We have said it before, and we will say it again, the accessorial liability provisions in the Fair Work Act 2009 (Cth) (Act) have broad reaching implications on a range of persons including company directors, human resources personnel, payroll officers and external advisers (such as accountants and payroll providers).
What you need to know
- An external accountancy firm was recently found to have been ‘involved in’ its client’s contraventions of the Act and was consequently ordered to pay a pecuniary penalty of $51,330.
- For a refresher on the accessorial liability provisions of the Act, see our July 2017 article, ‘Could you be found accessorily liable under the Fair Work Act 2009 (Cth)?‘
In the article we referenced a decision of the Federal Circuit Court in Fair Work Ombudsman (FWO) v Blue Impression Pty Ltd & Ors  FCCA 810 in which an external accountancy firm was found accessorily liable in relation to underpayments made by the employer.
The employer in that decision, Blue Impression Pty Ltd (Employer), operated a Japanese fast food chain.
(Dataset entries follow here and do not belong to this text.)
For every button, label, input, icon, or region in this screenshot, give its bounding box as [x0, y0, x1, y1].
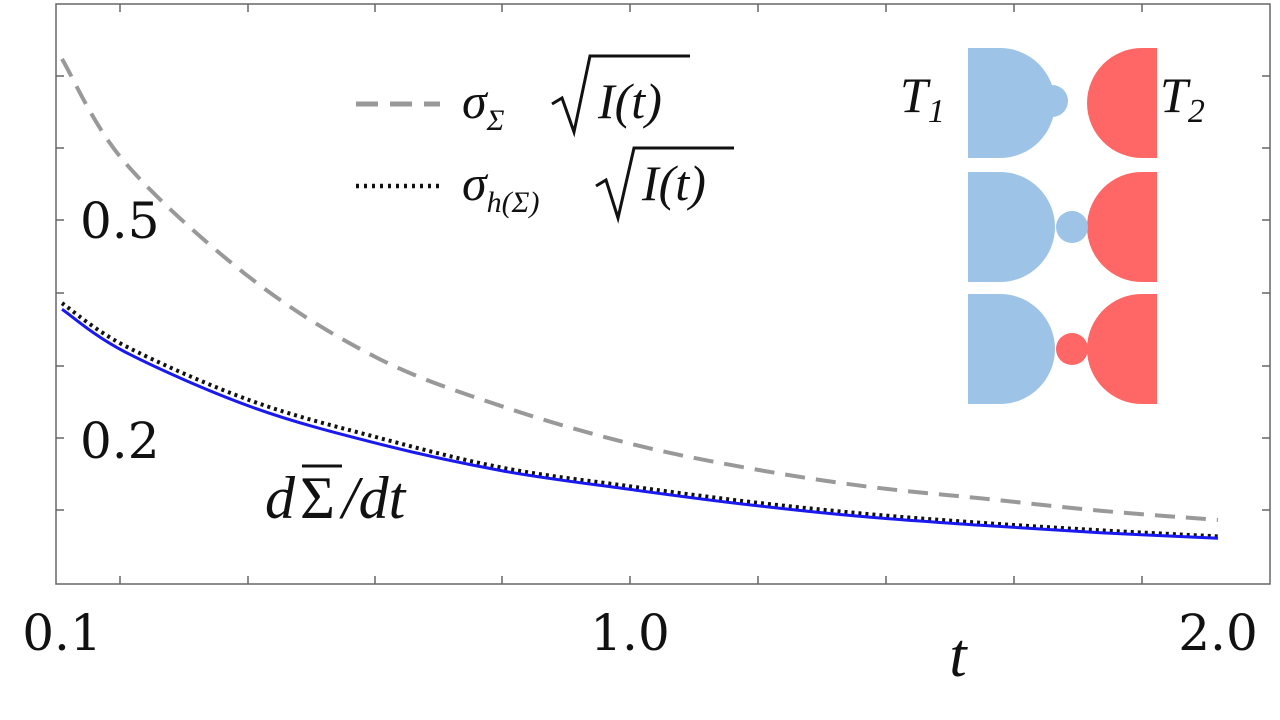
y-tick-label: 0.5	[80, 192, 160, 250]
annotation-symbol: Σ	[300, 465, 335, 531]
sqrt-symbol	[595, 146, 734, 224]
y-axis-ticks	[56, 75, 1270, 511]
legend-arg-dotted: I(t)	[641, 155, 706, 211]
y-tick-label: 0.2	[80, 412, 160, 470]
inset-shapes	[968, 48, 1157, 404]
series-line-dotted	[60, 301, 1219, 539]
legend-label-dashed: σΣ	[462, 73, 505, 137]
x-tick-label: 2.0	[1178, 604, 1258, 662]
cold-bath-right	[1087, 294, 1157, 404]
solid-curve-annotation: d Σ /dt	[265, 464, 407, 531]
cold-bath-right	[1087, 48, 1157, 158]
annotation-suffix: /dt	[339, 465, 407, 531]
annotation-prefix: d	[265, 465, 296, 531]
sqrt-symbol	[551, 54, 690, 138]
legend-arg-dashed: I(t)	[597, 73, 662, 129]
legend-label-dotted: σh(Σ)	[462, 155, 539, 219]
hot-bath-left	[968, 294, 1055, 404]
system-dot	[1056, 333, 1088, 365]
left-bath-label: T1	[900, 67, 945, 130]
hot-bath-left	[968, 48, 1055, 158]
plot-frame	[55, 3, 1271, 585]
legend: σΣ I(t) σh(Σ) I(t)	[356, 54, 734, 224]
hot-bath-left	[968, 172, 1055, 282]
system-dot	[1036, 85, 1068, 117]
x-axis-label: t	[949, 622, 968, 690]
system-dot	[1056, 211, 1088, 243]
x-tick-label: 0.1	[22, 604, 102, 662]
series-layer	[60, 57, 1219, 540]
right-bath-label: T2	[1160, 67, 1205, 130]
series-line-dashed	[60, 57, 1219, 522]
inset-diagram: T1 T2	[900, 48, 1205, 404]
cold-bath-right	[1087, 172, 1157, 282]
x-axis-ticks	[119, 4, 1143, 584]
series-line-solid	[61, 308, 1219, 540]
x-tick-label: 1.0	[590, 604, 670, 662]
The external accountancy firm, Ezy Accounting 123 Pty Ltd (Ezy), provided payroll services to the Employer.
The Employer was found to have underpaid two of its 417 visa workers a total of $9,549 and was ordered to pay a penalty of $115,706.
Ezy was found to have been ‘involved in’ the Employer’s contraventions for the purposes of section 550 of the FW Act as:
- it was aware of the relevant minimum award rates as it had assisted the Employer in calculating and rectifying underpayments that had been identified by the FWO during a 2014 audit;
- despite being aware that the Employer’s pay rates were incorrect, it failed to alter the hourly rates in the Employer’s MYOB system over which it had control; and
- despite recommending that the Employer comply with an audit finding letter sent by the FWO, it did not ensure that the pay rates that had been provided to it for use in the MYOB system had been updated.
The primary Judge likened Ezy’s conduct to ‘wilful blindness’ and Ezy was ordered to pay a pecuniary penalty of $53,880.
EZY appealed the primary Judge’s decision to the Full Federal Court.
The Full Federal Court recently handed down its decision in which it:
- dismissed Ezy’s appeal;
- agreed with the primary judge’s findings that Ezy was ‘involved in’ the Employer’s contraventions; and
- reduced the penalty to $51,330 on the basis that the court had not provided reasons for a couple of the alleged contraventions.
The above decisions demonstrate that external advisors can be prosecuted for contraventions made by clients that they are advising.
As such, external advisers should mitigate the risk of being found to be an accessory. It is important to note that, on its own, not participating in any contravention will not be enough. External advisers should also take proactive steps to prevent (or at least recommend against) contraventions of the Act. This may include:
- being equipped with the knowledge of the Act and other relevant laws in order to ensure compliance;
- taking steps to advise and/or recommend (in writing) against a particular action or practice if it will contravene the Act;
- if the employer continues to engage in the particular action or practice that contravenes the Act:
- obtaining external legal advice as to available options and potential liability in the circumstances; and/or
- severing the contractual relationship with the employer altogether.
The accessorial liability provisions of the Act have broad reaching implications on a range of persons and companies including external advisers. If you require assistance in understanding your obligations, it is important to seek advice in order to place yourself in a good defensible position in relation to any potential liability.